Colin Kalmbacher, 26, an international and constitutional law student who served as an Obama precinct captain in Texas's 146th District during the 2008 campaign, spending the year "canvassing, phone banking, pamphleteering, and posting flyers," judged the exchange much differently.

Reading the comments some months later, he recalled a feeling that "the illusion of distance between state and corporate power" had been broken, and with it, finally, his psychic bond with the president.

This is the break in the Obama coalition that even openly left-leaning media outlets tend to ignore. While the president still enjoys a 24-point lead over Mitt Romney in polling among 18-29 year olds, there is a question in 2012 about the relative advantage that will yield. Young progressives with a lefty bent, their worldviews shaped by recession, war and crippling student debt are increasingly looking outside conventional politics -- notably, to the Occupy movement, Ron Paul or the Tea Party -- for new means of pursuing social and economic change.

"Obama was a very romantic choice in 2008. I don't think anyone would deny that," Kalmbacher said. "[He] provided great mythmaking about the American system, which is fine as long as there's some bit of reality corresponding to the myth. But there isn't."

These misgivings are not solely rooted in a generational economic dislocation and the resulting inequities.
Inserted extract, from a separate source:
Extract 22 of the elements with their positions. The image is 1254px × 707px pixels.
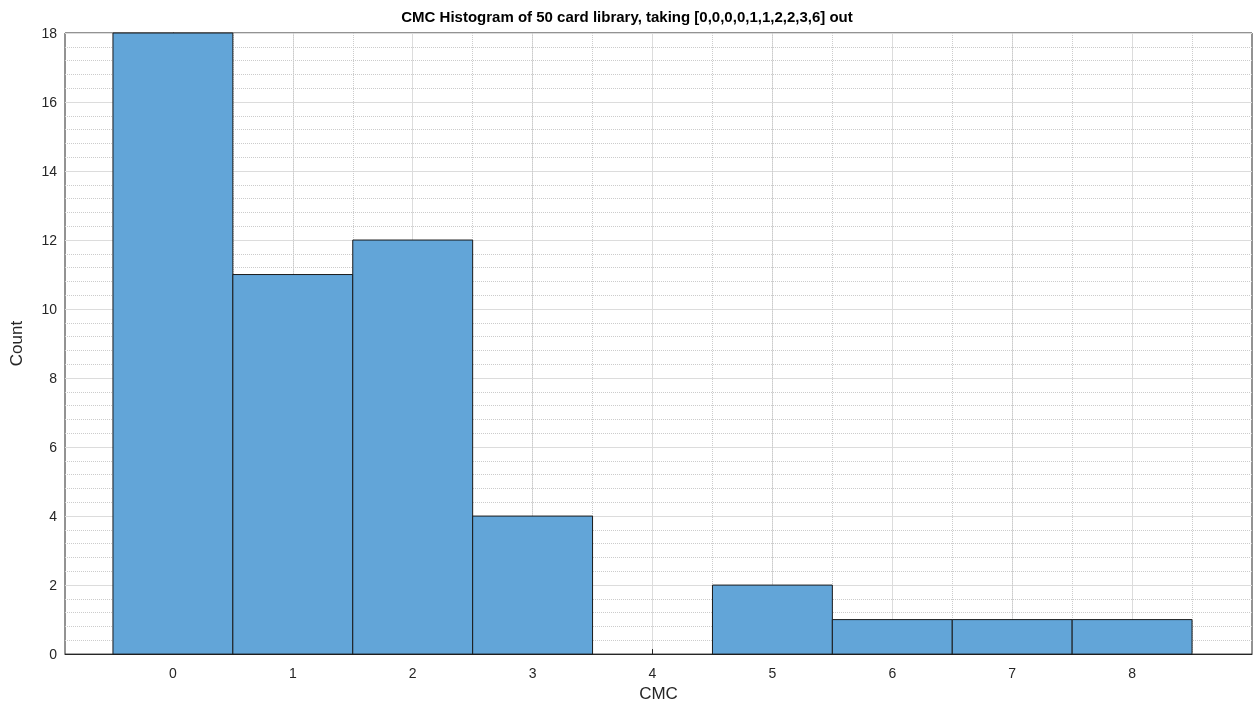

President Obama may take credit for ending the war in Iraq, but his Afghan surge and reliance on a secretive campaign of extrajudicial drone strikes on the Pakistan border has ratcheted up the domestic angst.

On Tuesday night in Charlotte, N.C., Gawker live blogger John Cook submitted a brief but dark and telling dispatch: "Nate Davis, the director of veterans affairs for Xavier University, just gave an exceedingly brief speech about Obama's commitment to veterans, which is important because his policies have generated a LOT of veterans!"

There is a sense among the young defectors that Obama, as an early opponent of the Iraq War and Nobel Peace Prize winner, has unfairly escaped the scrutiny and criticism that would be leveled at an elected official with a more traditional political provenance.

"Because of his reputation as a liberal Democrat in the Ted Kennedy mold, he gets away with the stuff that had Bush burned in effigy," Kalmbacher said. "Richard Nixon goes to China, Barack Obama drone-murders wedding parties."

Seventeen hundred miles from Kalmbacher's home in North Texas, just hours before the Democratic National Convention was scheduled to be officially "gaveled in" Tuesday at Charlotte, N.C.'s Time Warner Cable Arena, Max Berger was racing the raindrops to his New York City apartment.

More than four years removed from his seat -- "just behind [current DNC chair] Tim Kaine" -- inside Denver's Invesco Field stadium at the last DNC, Berger has traded in his "more-traditional political background" for work as a less-traditional leftist organizer. One of the more media-friendly faces around Zuccotti Park during the brief delirium surrounding Occupy Wall Street last fall, Berger has turned his attention now to more-focused "direct actions."

"I was there for the speech in 2008," Berger said, recalling then-candidate Obama's address to an electrified audience of at least 84,000 supporters. "I worked for Howard Dean [who was the DNC chair at the time] and with the Progressive Change Campaign Committee, which is part of Bold Progressives," a partisan group that drives support for Democratic candidates at all levels.

But Berger's view of the party and the president has changed.

"The Democratic party is, at best, a tool of change," he said. "It's a forum for battle; it's not someone or something on our side."

Like Kalmbacher, Berger lost his patience during the post-bailout fight for bank reform.

He called President Obama's decision to hire old hands like Larry Summers and Tim Geithner instructive: The American economic infrastructure was collapsing, but the president chose the same people who had authored or implemented apparently disastrous anti-regulatory policies to "fix" it.

"The challenge is that a relatively small amount of people decide what happens," Berger said, "and then they are totally insulated from the results. ... The investor class, not workers with IRAs or people with 401(k)s, but private equity groups and hedge fund managers, have been doing great."

So what now? Berger believes that the "bad faith" of Democratic and Republican negotiators has made it impossible to pursue meaningful change through even grassroots party politics.

"We need to take the fight to the people -- we need strikes, we need to disrupt the economy of the '1 percent,'" he said.

"At some point, you need to stop banging your head against the wall ... and just tear down the wall."